Republican presidential candidate Donald Trump signs autographs for fans at a rally at the Fort Worth Convention Center on February 26, 2016 in Fort Worth, Texas. Trump is campaigning in Texas, days ahead of the Super Tuesday primary. (Tom Pennington/Getty Images)

Republican presidential candidate Donald Trump signs autographs for fans at a rally at the Fort Worth Convention Center on February 26, 2016 in Fort Worth, Texas. Trump is campaigning in Texas, days ahead of the Super Tuesday primary. (Tom Pennington/Getty Images)

The United States is deeply divided. In his book, The Next America: Boomers, Millennials and the Looming Generational Showdown, Paul Taylor, the former executive vice-president of Washington’s Pew Research Center, talks about the rise of “alien tribes,” who “disapprove of each other’s lifestyles, avoid each other’s neighbourhoods, impugn each other’s motives, [and] impugn each other’s patriotism.”
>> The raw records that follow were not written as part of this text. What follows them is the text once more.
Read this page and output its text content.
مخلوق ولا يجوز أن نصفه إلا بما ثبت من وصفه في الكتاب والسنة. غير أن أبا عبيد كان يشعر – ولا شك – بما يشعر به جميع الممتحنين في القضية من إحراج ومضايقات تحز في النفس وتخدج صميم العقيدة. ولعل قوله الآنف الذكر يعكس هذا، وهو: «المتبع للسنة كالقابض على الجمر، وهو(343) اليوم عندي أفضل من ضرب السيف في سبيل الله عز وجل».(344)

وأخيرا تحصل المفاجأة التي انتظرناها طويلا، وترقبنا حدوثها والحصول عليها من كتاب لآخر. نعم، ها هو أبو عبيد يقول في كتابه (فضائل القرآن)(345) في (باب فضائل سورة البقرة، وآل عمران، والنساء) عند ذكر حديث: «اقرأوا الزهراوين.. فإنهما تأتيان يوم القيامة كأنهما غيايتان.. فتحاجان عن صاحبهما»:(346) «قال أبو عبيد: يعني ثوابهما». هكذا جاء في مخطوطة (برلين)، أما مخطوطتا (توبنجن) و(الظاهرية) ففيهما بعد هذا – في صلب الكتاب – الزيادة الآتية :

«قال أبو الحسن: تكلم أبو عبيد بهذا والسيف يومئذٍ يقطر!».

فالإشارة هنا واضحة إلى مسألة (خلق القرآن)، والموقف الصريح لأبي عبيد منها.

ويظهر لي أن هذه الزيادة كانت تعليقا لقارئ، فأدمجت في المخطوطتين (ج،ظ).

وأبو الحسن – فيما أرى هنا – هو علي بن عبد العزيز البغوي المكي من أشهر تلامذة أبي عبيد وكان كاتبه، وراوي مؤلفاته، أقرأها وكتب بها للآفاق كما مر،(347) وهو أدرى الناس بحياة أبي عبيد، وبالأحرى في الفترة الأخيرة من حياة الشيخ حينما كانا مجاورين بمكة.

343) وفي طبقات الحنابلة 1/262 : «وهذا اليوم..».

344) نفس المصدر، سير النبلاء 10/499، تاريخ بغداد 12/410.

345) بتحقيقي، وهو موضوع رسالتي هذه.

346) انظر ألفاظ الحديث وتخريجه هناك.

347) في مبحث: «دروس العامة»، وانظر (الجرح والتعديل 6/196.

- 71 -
But changing demographics will soon make selling those divisions less politically profitable. The country is rapidly becoming better educated, less religious and more diverse—by 2044, non-whites are projected to be in the majority. Trump’s campaign has sent the Republican Party even further down a dead end, appealing to an ever-shrinking base of white, conservative, and older voters, while actively repelling women, Hispanics, Asians and blacks. “This is a party that is facing a real reckoning going forward,” Taylor said in an interview with Maclean’s.

In fact, the Democrats are facing problems, too. According to the latest U.S. Census figures, there are now more Millennials than Baby Boomers. And while they skew liberal on almost every issue, Millennials are far less partisan than their parents, or grandparents. “They have grown up in an America where affiliation is not part of their identity,” says Taylor. A generation that holds high ideals, but places its faith in technology and each other, rather than greying leaders. “They simply don’t look to the political realm to solve problems,” he says.

Washington as it currently exists—gridlocked and constantly warring—therefore risks becoming more and more irrelevant to the lives and concerns of America’s citizens. Taylor figures the partisan fever has to break, sooner or later. “Political parties don’t commit suicide: they adapt or die.”

Could a Trump loss be what finally breaks the logjam? The beginning of the end of the politics of division? The 70-year-old has crossed so many lines, and broken so many taboos, that it’s hard to envision a future major party candidate pushing deeper into the swamp.Then again, it wasn’t that long ago that Trump was unimaginable too.